Conhecida como ‘Uber de ônibus’, a empresa de fretamento coletivo tem como objetivo baratear viagens
JESSICA SILVA PARA O DIÁRIO DO TRANSPORTE
A Buser, conhecida como “Uber de ônibus”, conseguiu realizar sua primeira viagem nesta sexta-feira, 2 de março, com destino a São Paulo. Outras duas rotas, previstas para Ipatinga e Uberlândia, em Minas Gerais, foram impedidas. A suspensão dos trajetos ocorreu por meio de uma liminar do Sindpas-MG (Sindicato das Empresas de Transporte de Passageiros de Minas Gerais).
Em julho de 2017, a empresa de fretamento coletivo tentou realizar o primeiro trajeto, mas também foi impedida pela 23ª Vara Cível da Comarca de Belo Horizonte, que atendeu um pedido de tutela de urgência do Sindpas-MG para proibir a atividade.
O ônibus com destino a São Paulo partiu do Terminal JK, no centro de Belo Horizonte, às 22h de sexta-feira. Os passageiros reservaram os assentos por meio do aplicativo da empresa, em caráter de fretamento.

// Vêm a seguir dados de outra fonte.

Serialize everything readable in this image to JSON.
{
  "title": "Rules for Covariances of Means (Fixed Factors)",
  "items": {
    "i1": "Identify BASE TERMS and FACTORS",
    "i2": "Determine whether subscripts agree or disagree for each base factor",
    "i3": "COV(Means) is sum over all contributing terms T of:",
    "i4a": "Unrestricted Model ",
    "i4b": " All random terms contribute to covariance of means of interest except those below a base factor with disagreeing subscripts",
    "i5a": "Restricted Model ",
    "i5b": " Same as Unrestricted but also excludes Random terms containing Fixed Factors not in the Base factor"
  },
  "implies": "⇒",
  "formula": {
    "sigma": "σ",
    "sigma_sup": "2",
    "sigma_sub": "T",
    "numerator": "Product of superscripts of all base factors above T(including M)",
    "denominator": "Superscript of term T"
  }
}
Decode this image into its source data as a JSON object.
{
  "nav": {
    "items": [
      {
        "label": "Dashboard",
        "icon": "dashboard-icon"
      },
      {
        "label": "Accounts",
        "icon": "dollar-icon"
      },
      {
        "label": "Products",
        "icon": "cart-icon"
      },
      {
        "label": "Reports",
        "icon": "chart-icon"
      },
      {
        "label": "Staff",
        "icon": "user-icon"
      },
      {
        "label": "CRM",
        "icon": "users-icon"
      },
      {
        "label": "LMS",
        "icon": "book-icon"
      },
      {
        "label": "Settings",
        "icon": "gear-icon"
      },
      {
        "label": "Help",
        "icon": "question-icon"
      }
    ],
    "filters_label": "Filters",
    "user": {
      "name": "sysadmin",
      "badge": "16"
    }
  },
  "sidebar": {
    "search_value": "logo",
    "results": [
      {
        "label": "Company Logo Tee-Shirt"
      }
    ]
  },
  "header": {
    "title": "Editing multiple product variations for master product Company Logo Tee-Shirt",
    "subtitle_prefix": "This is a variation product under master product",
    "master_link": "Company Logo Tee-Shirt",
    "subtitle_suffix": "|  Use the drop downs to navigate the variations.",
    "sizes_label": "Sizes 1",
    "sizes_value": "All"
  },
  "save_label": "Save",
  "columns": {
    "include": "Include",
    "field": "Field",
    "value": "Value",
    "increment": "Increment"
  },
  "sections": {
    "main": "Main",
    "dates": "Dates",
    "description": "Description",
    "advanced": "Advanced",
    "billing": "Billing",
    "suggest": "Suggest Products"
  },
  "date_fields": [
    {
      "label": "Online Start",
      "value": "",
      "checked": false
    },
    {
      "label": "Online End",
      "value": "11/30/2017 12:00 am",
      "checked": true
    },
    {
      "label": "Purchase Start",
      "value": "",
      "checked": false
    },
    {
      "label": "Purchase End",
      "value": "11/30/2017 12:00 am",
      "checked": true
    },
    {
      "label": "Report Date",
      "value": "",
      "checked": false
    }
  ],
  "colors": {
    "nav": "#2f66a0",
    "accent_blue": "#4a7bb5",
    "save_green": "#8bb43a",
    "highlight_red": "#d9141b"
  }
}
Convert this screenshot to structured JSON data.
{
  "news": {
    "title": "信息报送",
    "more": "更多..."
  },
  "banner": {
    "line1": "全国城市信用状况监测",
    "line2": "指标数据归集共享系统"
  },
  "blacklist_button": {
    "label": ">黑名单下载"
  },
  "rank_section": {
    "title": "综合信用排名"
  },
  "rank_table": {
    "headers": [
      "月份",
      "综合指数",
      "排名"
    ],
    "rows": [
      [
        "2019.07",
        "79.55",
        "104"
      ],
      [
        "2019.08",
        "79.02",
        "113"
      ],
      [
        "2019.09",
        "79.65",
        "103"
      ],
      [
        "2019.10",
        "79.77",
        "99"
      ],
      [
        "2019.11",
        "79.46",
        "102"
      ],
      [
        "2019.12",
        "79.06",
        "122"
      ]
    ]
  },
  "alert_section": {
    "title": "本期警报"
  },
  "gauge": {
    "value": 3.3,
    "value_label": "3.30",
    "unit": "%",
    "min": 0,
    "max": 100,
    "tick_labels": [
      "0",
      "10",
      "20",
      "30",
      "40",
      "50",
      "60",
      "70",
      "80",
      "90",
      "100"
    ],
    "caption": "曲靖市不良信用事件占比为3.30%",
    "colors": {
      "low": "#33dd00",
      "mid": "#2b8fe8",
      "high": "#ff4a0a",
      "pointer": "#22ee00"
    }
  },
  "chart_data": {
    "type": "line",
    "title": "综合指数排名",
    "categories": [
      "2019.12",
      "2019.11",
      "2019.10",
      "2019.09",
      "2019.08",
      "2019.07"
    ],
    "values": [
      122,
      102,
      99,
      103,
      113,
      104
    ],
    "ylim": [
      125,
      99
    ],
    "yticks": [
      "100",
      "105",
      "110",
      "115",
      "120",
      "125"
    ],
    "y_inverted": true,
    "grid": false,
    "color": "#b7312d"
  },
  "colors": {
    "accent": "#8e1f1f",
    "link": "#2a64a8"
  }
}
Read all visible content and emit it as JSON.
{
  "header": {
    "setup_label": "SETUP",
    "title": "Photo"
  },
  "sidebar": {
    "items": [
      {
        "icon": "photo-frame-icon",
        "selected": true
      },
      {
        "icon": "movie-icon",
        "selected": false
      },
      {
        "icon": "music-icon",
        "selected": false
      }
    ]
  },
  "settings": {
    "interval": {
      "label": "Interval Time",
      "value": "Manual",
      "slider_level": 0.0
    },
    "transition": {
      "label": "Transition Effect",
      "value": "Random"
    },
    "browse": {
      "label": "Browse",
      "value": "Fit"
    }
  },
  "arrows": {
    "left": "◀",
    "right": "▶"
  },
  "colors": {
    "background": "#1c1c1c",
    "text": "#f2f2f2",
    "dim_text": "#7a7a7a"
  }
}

As viagens para Minas Gerais, que foram impedidas, estavam previstas para ocorrer às 19h30, também partindo do Terminal JK. Momentos antes do embarque, a Buser entrou em contato com os passageiros por e-mail, para avisar que o trajeto foi cancelado.
A empresa de fretamento havia oferecido as passagens gratuitamente aos passageiros, mas, mesmo assim, pagou as viagens de ida e volta daqueles que tinham interesse em viajar por ônibus da rodoviária. A decisão teve com objetivo não prejudicar aqueles que viajariam com a Buser.
Os passageiros que viajaram para São Paulo também receberam um e-mail da empresa, alertando que a viagem poderia ser impedida. A Buser ofereceu a opção de pagar as despesas para quem estivesse inseguro para seguir viagem, desta maneira, o passageiro teria a opção de embarcar em um ônibus convencional, na rodoviária.
A ANTT (Agência Nacional de Transportes Terrestres), órgão responsável por fiscalizar viagens interestaduais, levou mais de uma hora para fiscalizar o veículo que seguiu viagem. Os motoristas não estavam cadastrados na agência e a empresa teve que substituir os profissionais para conseguir continuar o trajeto.
HISTÓRICO
A liminar que impede as viagens da Buser está em vigor desde 2017. A empresa de fretamento já entrou na Justiça para tentar derrubá-la. Um advogado foi contratado para garantir que tudo funcionasse de acordo com a legislação, conforme informações da empresa.
Veja mais detalhes em ENTREVISTA: Buser apresenta em até 15 dias recurso contra liminar
SAIBA COMO FUNCIONA A BUSER
Em nota, a Buser explicou ao Diário do Transporte como o sistema funciona:
Para viajar, o usuário precisa baixar o app pelo site da empresa (www.buser.com.br), cadastrar seus dados e definir parâmetros da viagem, como origem, destino e data, e o aplicativo mostra quais são as opções mais baratas. Após atingir um número mínimo de passageiros, a viagem é “confirmada” e os horários de saída e chegada e ponto de encontro são definidos pela própria BUSER para garantir organização e segurança. Os primeiros a baixar o app ganham cupom de R$10 reais e, além disso, recebem outros R$ 10 toda vez que um amigo indicado passe a utilizar a ferramenta.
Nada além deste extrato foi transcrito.